This page has been validated.

XVI.

LEAVE-TAKINGS.

A few days after the tragic passage-at-arms between Hollingsworth and me, I appeared at the dinner-table actually dressed in a coat, instead of my customary blouse; with a satin cravat, too, a white vest, and several other things that made me seem strange and outlandish to myself. As for my companions, this unwonted spectacle caused a great stir upon the wooden benches that bordered either side of our homely board.

"What's in the wind now, Miles?" asked one of them. "Are you deserting us?"

"Yes, for a week or two," said I. "It strikes me that my health demands a little relaxation of labor, and a short visit to the sea-side, during the dog-days."
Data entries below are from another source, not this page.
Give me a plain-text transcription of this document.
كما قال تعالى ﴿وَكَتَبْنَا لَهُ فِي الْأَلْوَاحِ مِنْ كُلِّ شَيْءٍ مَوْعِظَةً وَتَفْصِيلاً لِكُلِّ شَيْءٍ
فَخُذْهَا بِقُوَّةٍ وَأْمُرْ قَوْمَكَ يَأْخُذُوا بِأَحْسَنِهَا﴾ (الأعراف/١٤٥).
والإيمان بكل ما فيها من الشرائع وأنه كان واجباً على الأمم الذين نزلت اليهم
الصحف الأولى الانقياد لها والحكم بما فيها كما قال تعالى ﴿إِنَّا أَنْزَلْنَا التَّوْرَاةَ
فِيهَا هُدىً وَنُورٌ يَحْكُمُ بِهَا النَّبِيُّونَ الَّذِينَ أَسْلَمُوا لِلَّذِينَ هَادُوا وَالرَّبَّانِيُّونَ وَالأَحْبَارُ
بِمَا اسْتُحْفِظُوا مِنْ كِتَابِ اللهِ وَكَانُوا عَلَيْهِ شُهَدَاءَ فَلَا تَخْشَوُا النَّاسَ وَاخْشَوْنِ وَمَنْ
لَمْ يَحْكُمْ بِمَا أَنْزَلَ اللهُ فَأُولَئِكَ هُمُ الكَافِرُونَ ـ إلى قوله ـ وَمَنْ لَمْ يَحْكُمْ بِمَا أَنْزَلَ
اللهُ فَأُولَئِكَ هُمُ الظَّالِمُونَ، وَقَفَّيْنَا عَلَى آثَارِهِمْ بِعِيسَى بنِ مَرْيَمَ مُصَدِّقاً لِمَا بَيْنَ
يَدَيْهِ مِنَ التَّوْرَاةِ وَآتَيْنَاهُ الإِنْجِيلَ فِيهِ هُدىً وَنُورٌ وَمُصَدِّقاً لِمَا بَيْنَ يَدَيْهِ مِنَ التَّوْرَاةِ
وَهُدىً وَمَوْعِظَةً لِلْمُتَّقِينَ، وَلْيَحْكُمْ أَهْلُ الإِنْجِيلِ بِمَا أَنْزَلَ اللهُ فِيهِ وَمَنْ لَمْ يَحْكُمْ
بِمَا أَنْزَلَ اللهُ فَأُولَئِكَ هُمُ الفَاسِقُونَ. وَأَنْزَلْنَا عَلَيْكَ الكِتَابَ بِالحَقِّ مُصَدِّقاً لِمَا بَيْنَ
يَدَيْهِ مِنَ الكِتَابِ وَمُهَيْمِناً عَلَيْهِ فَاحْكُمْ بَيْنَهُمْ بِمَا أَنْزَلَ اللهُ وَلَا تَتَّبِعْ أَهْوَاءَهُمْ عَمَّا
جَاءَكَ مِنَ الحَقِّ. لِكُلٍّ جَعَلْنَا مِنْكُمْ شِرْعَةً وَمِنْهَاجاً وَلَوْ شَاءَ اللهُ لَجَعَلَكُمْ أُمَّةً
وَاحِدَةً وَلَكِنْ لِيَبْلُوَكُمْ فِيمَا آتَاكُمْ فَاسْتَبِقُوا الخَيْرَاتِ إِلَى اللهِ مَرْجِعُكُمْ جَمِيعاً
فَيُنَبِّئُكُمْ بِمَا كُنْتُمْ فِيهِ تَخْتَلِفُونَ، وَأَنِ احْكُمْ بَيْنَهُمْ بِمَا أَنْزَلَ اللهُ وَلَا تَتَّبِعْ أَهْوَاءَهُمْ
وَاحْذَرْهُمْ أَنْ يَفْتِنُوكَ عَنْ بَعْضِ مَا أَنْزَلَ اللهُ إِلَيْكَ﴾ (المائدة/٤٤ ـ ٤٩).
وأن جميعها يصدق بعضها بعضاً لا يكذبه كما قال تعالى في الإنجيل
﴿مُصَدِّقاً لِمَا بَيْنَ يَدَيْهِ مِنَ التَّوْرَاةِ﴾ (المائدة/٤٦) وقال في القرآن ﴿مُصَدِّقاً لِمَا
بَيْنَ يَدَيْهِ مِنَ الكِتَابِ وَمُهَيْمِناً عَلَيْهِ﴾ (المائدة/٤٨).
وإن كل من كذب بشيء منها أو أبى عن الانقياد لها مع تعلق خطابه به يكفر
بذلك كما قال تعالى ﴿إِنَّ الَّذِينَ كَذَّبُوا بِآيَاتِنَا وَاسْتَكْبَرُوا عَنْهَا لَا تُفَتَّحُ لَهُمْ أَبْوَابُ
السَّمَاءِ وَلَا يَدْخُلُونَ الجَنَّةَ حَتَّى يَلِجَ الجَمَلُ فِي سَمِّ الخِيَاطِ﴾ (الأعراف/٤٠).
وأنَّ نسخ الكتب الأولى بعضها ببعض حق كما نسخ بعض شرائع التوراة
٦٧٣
"You look like it!" grumbled Silas Foster, not greatly pleased with the idea of losing an efficient laborer before the stress of the season was well over. "Now, here 's a pretty fellow! His shoulders have broadened a matter of six inches, since he came among us; he can do his day's work, if he likes, with any man or ox on the farm; and yet he talks about going to the sea-shore for his health! Well, well, old woman," added he to his wife, "let me have a plateful of that pork and cabbage! I begin to feel in a very weakly way. When the others have had their turn, you and I will take a jaunt to Newport or Saratoga!"